Dat klinkt principieel, maar leidde er in de praktijk toe dat er acht jaar geen gericht en actief beleid richting Noord-Korea werd gevoerd. Daardoor wist het land ironisch genoeg de geavanceerde wapens te verwerven –een waterstofbom en een intercontinentale raket die de hele VS en Europa kunnen raken– die door de Amerikaanse krijgsmacht juist werden gezien als een ”rode lijn.”
Dat het inmiddels te laat was om nog in termen van preventie te spreken, werd pas goed duidelijk onder president Donald Trump, die de „little rocket man” (Kim Jong-un) dreigde met „fire and fury.” Daarna volgde een kortstondige vriendschap tussen Trump en Kim, maar die leverde qua concreet beleid niets op.
Biden stelt nu een pragmatisch beleid voor, waarin de VS druk uit blijven oefenen op Noord-Korea om massavernietigingswapens op te geven. Tegelijkertijd staat Biden ook open voor overleg „waar en wanneer dan ook” en sluit hij zelfs interim-akkoorden tussen beide landen niet uit. Uit Pyongyang blijft het op wat dreigend gescheld na echter oorverdovend stil.
Opbouw Zuid-Korea
Tussen Zuid- en Noord-Korea leek in juli enige ontspanning te ontstaan. Een militaire hotline die al dertien maanden stil lag werd na een briefwisseling tussen Kim Jong-un en de Zuid-Koreaanse president Moon Jae-in weer in gebruik genomen. Deze dooi was echter van korte duur: nadat Zuid-Korea gezamenlijke militaire oefeningen met de VS aankondigde, werd de telefoon weer naast de haak gelegd. Kim Yo-jong, de zus van Kim Jong-un, dreigde vorige week nog met „het volledig verbreken” van de onderlinge betrekkingen.
Dat laatste heeft ook te maken met het feit dat Zuid-Korea onder de in 2017 aangetreden president Moon militair niet heeft stilgezeten. Moon werd internationaal vooral bekend vanwege zijn toenadering tot Kim Jong-un, wat fraaie beelden opleverde, maar weinig concrete vooruitgang.
Minder bekend is dat hij in diezelfde periode, met name dit jaar, bezig is geweest de Zuid-Koreaanse defensiecapaciteiten een forse update te geven. Zuid-Korea werkt aan betere en verder reikende projectielen. Ook wordt gebouwd aan een modern raketafweersysteem, dat gemodelleerd is naar het zeer effectieve Israëlische ”Iron Dome”. Eerder deze maand testte Zuid-Korea met succes een SLBM, een raket die vanaf een onderzeeër kan worden afgevuurd. Slechts zeven andere landen, alle kernmogendheden, beschikken over deze zeer geavanceerde technologie.
Morele oppepper
Met China zijn de betrekkingen ouderwets goed, al blijft door corona het onderlinge verkeer beperkt tot de uitwisseling van beleefdheden. Eerder deze maand feliciteerde Xi Jinping Kim Jong-un nog met de 73e verjaardag van de Noord-Koreaanse staat en zei de vriendschap tussen beide landen te waarderen.
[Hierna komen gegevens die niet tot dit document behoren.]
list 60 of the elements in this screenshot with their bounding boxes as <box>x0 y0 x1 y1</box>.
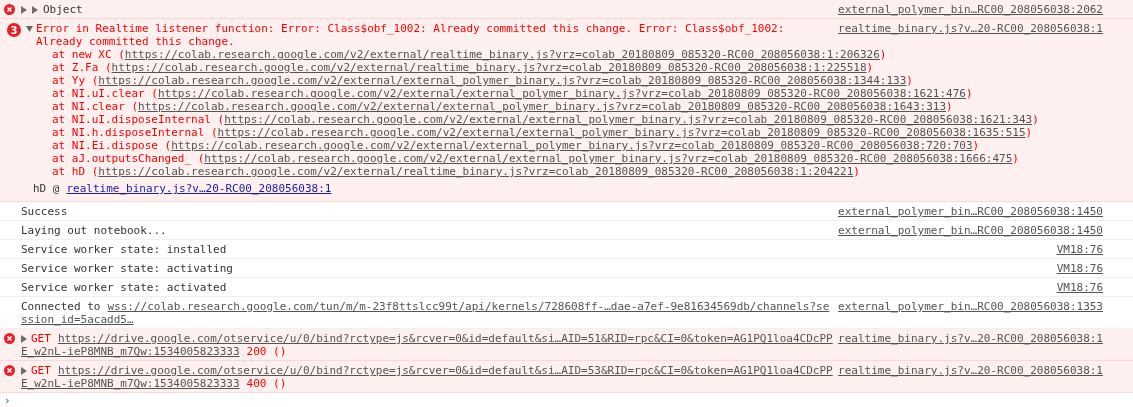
source-link[interactable]: realtime_binary.js?v…20-RC00_208056038:1 <box>838 332 1103 345</box>
stack-frame: at aJ.outputsChanged_ (https://colab.research.google.com/v2/external/external_polymer_binary.js?vrz=colab_20180809_085320-RC00_208056038:1666:475) <box>52 152 1019 165</box>
source-link[interactable]: realtime_binary.js?v…20-RC00_208056038:1 <box>838 364 1103 377</box>
expand-triangle-icon[interactable] <box>32 5 39 14</box>
log-message: Service worker state: activating <box>21 262 233 275</box>
stack-frame: at NI.Ei.dispose (https://colab.research.google.com/v2/external/external_polymer_binary.js?vrz=colab_20180809_085320-RC00_208056038:720:703) <box>52 139 980 152</box>
object-label[interactable]: Object <box>43 3 83 16</box>
repeat-count-badge: 3 <box>7 23 21 37</box>
stack-link[interactable]: https://colab.research.google.com/v2/external/external_polymer_binary.js?vrz=colab_20180809_085320-RC00_208056038:1621:343 <box>224 113 1033 126</box>
expand-triangle-icon[interactable] <box>21 5 28 14</box>
source-link[interactable]: external_polymer_bin…RC00_208056038:1450 <box>838 205 1103 218</box>
console-prompt[interactable]: › <box>4 394 11 407</box>
status-code: 200 () <box>246 345 287 358</box>
stack-frame: at hD (https://colab.research.google.com/v2/external/realtime_binary.js?vrz=colab_20180809_085320-RC00_208056038:1:204221) <box>52 165 860 178</box>
log-message: Connected to <box>21 300 101 313</box>
stack-frame: at NI.clear (https://colab.research.google.com/v2/external/external_polymer_binary.js?vrz=colab_20180809_085320-RC00_208056038:1643:313) <box>52 100 953 113</box>
request-method: GET <box>31 364 51 377</box>
stack-link[interactable]: https://colab.research.google.com/v2/external/external_polymer_binary.js?vrz=colab_20180809_085320-RC00_208056038:1635:515 <box>217 126 1026 139</box>
source-link[interactable]: VM18:76 <box>1056 281 1103 294</box>
websocket-link[interactable]: wss://colab.research.google.com/tun/m/m-23f8ttslcc99t/api/kernels/728608ff-…dae-a7ef-9e81634569db/channels?se <box>107 300 830 313</box>
stack-frame: at NI.h.disposeInternal (https://colab.research.google.com/v2/external/external_polymer_binary.js?vrz=colab_20180809_085320-RC00_208056038:1635:515) <box>52 126 1033 139</box>
log-message: Service worker state: installed <box>21 243 227 256</box>
source-link[interactable]: external_polymer_bin…RC00_208056038:1450 <box>838 224 1103 237</box>
collapse-triangle-icon[interactable] <box>26 25 33 33</box>
source-link[interactable]: VM18:76 <box>1056 262 1103 275</box>
error-icon <box>4 4 15 15</box>
source-link[interactable]: external_polymer_bin…RC00_208056038:1353 <box>838 300 1103 313</box>
log-message: Success <box>21 205 68 218</box>
error-icon <box>4 365 15 376</box>
stack-link[interactable]: https://colab.research.google.com/v2/external/external_polymer_binary.js?vrz=colab_20180809_085320-RC00_208056038:1643:313 <box>138 100 947 113</box>
stack-link[interactable]: https://colab.research.google.com/v2/external/external_polymer_binary.js?vrz=colab_20180809_085320-RC00_208056038:720:703 <box>171 139 973 152</box>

Hoewel Pyongyang er altijd meer internationale betrekkingen en activiteiten op nahoudt dan veel mensen vermoeden, is het niet overdreven om nu van een isolement te spreken. Vanwege het beroerde zorgstelsel ziet Pyongyang zich genoodzaakt het land zo extreem af te grendelen dat het zichzelf eigenlijk nog hardere sancties oplegt dan de Verenigde Naties.
De militaire parades moeten dan ook niet enkel worden gezien als een boodschap aan externe vijanden, maar vooral als morele oppepper voor de eigen bevolking. Gezien de bijna paranoïde angst voor het coronavirus wordt verwacht dat Noord-Korea, het eerste land dat na China zijn grenzen sloot, als laatste weer open zal gaan.